I sit down intending to get work done and then wake up four hours later confused and just as exhausted as when I fell asleep. When I want to sleep my brain takes the opportunity to give me a rundown of mistake I have ever made, everything I wish I had said but didn’t and everything I wanted to do but couldn’t. I feel like I’m trapped in my own head.
I wrote papers and failed to turn them in because I was so completely disappointed by what I had written. Then I lay in bed and wondered why I couldn’t be better. I get so angry and nervous that I don’t eat when I know I should. I sleep too much or not enough. I don’t remember what happens during the day and I don’t really want to because there doesn’t seem to be much worth remembering. There were days where I was filled with this incredibly certain sense of doom, not just for myself but for every single person that I saw. I couldn’t even look at other people without feeling scared and anxious.
This is by no means an account of the worst of human suffering, I still have a lot of joy and opportunity in my life. I tend to tell myself that I haven’t suffered enough to deserve help but you don’t have to have the world’s saddest story (played on the world’s tiniest violin) to ask for help or to need it. The argument that you should be grateful things aren’t worse is meant to give perspective. I used the fact that I wasn’t completely miserable all the time to avoid addressing the problem.

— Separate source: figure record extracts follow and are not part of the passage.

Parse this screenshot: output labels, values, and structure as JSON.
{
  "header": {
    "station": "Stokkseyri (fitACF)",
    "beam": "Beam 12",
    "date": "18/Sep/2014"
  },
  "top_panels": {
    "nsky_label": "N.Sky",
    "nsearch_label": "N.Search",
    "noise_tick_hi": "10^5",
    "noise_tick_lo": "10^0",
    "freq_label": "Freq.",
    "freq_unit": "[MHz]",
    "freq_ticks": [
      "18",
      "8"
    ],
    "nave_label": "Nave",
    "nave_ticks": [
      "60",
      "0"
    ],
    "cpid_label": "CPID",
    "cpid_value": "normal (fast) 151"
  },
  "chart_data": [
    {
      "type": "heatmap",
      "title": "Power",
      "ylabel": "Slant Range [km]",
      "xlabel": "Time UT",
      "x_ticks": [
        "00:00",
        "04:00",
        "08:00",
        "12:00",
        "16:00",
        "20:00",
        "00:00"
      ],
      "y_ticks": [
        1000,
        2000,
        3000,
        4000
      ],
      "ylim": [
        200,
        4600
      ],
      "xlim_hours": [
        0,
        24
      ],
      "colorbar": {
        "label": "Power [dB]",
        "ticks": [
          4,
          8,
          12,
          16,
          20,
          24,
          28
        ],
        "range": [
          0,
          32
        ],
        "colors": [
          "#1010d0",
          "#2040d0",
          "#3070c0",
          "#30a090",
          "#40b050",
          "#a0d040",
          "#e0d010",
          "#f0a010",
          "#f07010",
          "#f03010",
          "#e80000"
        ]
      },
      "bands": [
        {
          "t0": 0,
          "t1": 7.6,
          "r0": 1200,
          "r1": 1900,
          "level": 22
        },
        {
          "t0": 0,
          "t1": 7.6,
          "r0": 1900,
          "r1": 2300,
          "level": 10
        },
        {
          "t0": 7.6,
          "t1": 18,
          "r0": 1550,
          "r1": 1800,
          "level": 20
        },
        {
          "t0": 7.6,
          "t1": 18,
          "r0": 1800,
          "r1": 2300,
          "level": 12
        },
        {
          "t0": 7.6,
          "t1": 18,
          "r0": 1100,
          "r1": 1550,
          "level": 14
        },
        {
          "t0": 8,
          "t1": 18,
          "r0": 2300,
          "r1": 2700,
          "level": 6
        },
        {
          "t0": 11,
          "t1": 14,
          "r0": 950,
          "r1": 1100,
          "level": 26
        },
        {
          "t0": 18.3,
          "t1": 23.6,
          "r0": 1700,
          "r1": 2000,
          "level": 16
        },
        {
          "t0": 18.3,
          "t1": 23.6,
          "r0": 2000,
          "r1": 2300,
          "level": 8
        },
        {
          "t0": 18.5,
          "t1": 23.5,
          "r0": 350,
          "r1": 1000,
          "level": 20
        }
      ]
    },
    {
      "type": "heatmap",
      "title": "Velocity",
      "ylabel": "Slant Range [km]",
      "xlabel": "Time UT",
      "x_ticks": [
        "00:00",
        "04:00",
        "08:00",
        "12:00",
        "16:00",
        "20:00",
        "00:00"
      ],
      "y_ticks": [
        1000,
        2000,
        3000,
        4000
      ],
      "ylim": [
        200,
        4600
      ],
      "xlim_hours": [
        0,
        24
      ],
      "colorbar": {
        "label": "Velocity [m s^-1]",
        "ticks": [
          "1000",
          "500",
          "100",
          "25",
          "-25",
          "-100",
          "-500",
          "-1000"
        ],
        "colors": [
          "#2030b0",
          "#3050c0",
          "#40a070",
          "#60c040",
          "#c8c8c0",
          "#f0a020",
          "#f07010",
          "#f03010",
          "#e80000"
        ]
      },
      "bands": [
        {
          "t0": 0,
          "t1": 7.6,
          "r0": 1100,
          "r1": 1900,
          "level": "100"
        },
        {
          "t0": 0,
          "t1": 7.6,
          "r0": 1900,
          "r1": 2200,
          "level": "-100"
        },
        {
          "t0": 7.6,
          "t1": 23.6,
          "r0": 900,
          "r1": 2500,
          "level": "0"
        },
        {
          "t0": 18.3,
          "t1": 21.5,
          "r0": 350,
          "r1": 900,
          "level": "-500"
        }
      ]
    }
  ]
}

Berea is imperfect, there doesn’t seem to be enough counselors to meet the demand. I wasn’t sure that white counselors would understand my racial angst or that they would even be open to hear about it. However the counselors are all incredibly well trained and invested people. If you need to talk to someone immediately you will be seen. Nothing has been resolved. I have unresolved task piling up that I have yet to turn in. I haven’t registered for classes. I am still academically a mess, I’m still tired and angry and inexplicably sad but in addition to those things I’m a little hopeful which is a start.